In other words, paradigms are commonly accepted views or theories about a discipline and the conventions that dictate its research. There are paradigms in all disciplines, like physics with Newton’s Theory of Motion and Mechanics or biology with Darwin’s Theory of Evolution by Natural Selection. In order to learn what science or technology is, it is becoming increasingly vital to experiment in order to deeply understand how certain paradigms come into existence.

It is also possible that disciplines experience paradigm shifts, which Kuhn considers to be the basis of the scientific revolution. Across time and disciplines, there have been fundamental changes in the underlying assumptions or research approaches. When David Nye, the author of Technology Matters: Questions to Live With explains tools in human history,  it is similar to the concept of a paradigm shift:

“[tools] are part of systems of mean-ing, and they express larger sequences of actions and ideas. Ultimately, the meaning of a tool is inseparable from the stories that surround it” (2-3). 2 

The “stories” and “larger sequence of actions and ideas” alludes to the evolution of meaning and usage of tools over time. Initially, tools were for capturing and domesticating animals, creating fires, and building shelters, but evolved to also become a means of murder and warfare. The history of tools can be thought of as a primitive example of a paradigm shift because there was a shift in how tools were used, from basic survive to warfare. 

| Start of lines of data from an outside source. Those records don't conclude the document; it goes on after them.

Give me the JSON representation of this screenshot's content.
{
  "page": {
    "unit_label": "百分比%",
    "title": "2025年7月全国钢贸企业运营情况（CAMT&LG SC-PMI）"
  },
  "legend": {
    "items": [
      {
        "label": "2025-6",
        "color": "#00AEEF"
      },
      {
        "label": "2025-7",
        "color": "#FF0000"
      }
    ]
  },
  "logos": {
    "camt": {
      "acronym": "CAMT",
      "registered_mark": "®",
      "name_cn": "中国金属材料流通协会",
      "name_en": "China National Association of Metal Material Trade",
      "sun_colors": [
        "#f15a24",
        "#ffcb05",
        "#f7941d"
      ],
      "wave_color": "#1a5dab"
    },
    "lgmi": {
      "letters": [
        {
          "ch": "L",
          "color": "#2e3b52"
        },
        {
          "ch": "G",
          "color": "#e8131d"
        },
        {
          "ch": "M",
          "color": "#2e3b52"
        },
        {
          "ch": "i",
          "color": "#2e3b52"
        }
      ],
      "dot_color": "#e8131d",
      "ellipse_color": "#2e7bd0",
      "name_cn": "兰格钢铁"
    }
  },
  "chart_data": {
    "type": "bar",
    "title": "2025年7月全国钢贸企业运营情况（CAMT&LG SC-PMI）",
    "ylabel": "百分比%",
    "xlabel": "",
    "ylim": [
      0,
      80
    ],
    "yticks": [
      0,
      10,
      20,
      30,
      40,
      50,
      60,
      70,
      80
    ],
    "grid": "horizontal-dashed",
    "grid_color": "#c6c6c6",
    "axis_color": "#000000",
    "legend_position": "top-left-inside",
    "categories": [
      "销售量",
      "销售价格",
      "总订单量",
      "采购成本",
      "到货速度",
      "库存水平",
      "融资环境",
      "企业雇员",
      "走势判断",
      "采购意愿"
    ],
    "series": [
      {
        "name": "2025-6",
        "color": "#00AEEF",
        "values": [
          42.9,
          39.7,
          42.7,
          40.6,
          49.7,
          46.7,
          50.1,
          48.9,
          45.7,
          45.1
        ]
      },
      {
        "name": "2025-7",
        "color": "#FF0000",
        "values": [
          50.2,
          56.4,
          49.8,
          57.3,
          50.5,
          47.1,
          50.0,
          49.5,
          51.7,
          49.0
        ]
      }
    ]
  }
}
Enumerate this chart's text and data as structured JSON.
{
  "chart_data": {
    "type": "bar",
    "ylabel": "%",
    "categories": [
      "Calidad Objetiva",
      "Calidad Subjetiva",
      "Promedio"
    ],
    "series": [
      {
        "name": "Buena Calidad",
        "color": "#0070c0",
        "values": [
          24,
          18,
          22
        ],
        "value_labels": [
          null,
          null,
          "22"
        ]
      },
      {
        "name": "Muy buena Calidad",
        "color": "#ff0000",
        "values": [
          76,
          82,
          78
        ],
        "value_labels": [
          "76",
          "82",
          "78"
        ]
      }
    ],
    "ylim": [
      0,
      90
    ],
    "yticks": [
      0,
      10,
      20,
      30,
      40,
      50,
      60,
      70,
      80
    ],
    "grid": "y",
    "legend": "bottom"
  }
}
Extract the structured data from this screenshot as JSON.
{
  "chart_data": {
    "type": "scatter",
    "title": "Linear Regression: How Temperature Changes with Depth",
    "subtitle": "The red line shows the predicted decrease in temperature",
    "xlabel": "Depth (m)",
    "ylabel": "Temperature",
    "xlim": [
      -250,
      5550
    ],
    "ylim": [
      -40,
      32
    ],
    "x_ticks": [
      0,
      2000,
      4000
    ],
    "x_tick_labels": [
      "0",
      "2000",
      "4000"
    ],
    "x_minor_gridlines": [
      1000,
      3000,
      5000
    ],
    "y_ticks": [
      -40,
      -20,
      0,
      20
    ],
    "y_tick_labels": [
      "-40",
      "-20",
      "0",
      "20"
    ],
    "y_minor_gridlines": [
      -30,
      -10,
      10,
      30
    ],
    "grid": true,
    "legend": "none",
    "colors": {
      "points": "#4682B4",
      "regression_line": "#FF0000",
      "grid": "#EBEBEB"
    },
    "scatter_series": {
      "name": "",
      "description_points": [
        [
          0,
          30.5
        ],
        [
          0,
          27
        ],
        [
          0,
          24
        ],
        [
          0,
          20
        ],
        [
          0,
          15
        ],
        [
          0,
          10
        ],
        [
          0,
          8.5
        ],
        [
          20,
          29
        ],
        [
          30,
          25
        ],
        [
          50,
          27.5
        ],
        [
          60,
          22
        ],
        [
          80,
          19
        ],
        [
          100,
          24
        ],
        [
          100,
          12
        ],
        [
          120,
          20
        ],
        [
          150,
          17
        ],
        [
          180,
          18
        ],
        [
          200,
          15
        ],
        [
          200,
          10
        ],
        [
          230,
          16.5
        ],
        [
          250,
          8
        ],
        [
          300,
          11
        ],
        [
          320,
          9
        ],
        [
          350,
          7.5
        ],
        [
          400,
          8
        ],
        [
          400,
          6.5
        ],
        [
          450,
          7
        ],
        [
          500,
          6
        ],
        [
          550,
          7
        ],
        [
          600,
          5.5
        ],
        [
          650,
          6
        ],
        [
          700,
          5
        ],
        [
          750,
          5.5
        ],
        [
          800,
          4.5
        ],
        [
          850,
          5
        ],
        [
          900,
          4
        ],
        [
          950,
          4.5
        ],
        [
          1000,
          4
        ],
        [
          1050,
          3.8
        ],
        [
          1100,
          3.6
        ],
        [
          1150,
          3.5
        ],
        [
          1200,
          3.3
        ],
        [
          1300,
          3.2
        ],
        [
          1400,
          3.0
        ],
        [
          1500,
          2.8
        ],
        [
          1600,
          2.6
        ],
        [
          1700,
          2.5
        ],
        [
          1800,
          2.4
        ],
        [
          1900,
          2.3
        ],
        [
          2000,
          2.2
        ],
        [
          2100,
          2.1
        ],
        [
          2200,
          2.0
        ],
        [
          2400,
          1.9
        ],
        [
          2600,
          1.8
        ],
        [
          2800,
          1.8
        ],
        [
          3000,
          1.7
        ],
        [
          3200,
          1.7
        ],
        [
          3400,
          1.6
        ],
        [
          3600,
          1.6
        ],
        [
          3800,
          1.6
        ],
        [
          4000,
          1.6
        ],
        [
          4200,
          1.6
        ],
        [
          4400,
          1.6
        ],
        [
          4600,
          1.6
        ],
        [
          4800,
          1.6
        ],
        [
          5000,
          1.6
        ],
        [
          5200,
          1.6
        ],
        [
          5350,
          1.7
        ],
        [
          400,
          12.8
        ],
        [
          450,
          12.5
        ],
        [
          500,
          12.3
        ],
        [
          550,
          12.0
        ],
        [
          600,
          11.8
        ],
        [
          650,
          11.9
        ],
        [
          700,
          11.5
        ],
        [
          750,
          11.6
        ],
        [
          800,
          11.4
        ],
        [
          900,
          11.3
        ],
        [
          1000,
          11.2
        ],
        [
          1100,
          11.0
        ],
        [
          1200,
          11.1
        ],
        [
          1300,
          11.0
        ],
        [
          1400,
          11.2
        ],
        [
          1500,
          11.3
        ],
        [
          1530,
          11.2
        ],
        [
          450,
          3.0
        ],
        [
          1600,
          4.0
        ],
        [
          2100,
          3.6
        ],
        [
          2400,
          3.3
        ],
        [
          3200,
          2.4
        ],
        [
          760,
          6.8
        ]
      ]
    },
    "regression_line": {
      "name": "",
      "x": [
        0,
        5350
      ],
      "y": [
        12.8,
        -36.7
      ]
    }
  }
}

In order to deeply understand the paradigms of science and technology, experimentation is key. Experimenting, however, takes various forms depending on the discipline. In physics, for example, it can involve highly specialized scientific instruments in order to derive Earth’s gravitational acceleration. In computer science, it can involve learning Swift, a computer programming language to develop a social networking mobile application. In these experiments, the experimenter does not take paradigms of science at face value, but rather more deeply understand how those concepts or technologies came to be. Gravitational acceleration is not simply 9.8m/s, its value fits within the framework of a universally applicable law known as Newton’s Law of Universal Gravitation. Any mobile application does not work via magic, there are complex layers of programming languages and unique software architectures that create an working mobile application. In other words, in order to learn about science and technology, there needs to be deep inquiry on the accepted paradigms of science, not just blind acceptance.

Sources:
1 Lijing Jiang, “Understanding S, T & S” (presentation, ST112 Course, Waterville, ME, September 10, 2018).
2 David Nye, Technology Matters: Questions to Live With (The MIT Press, 2007), 1–16.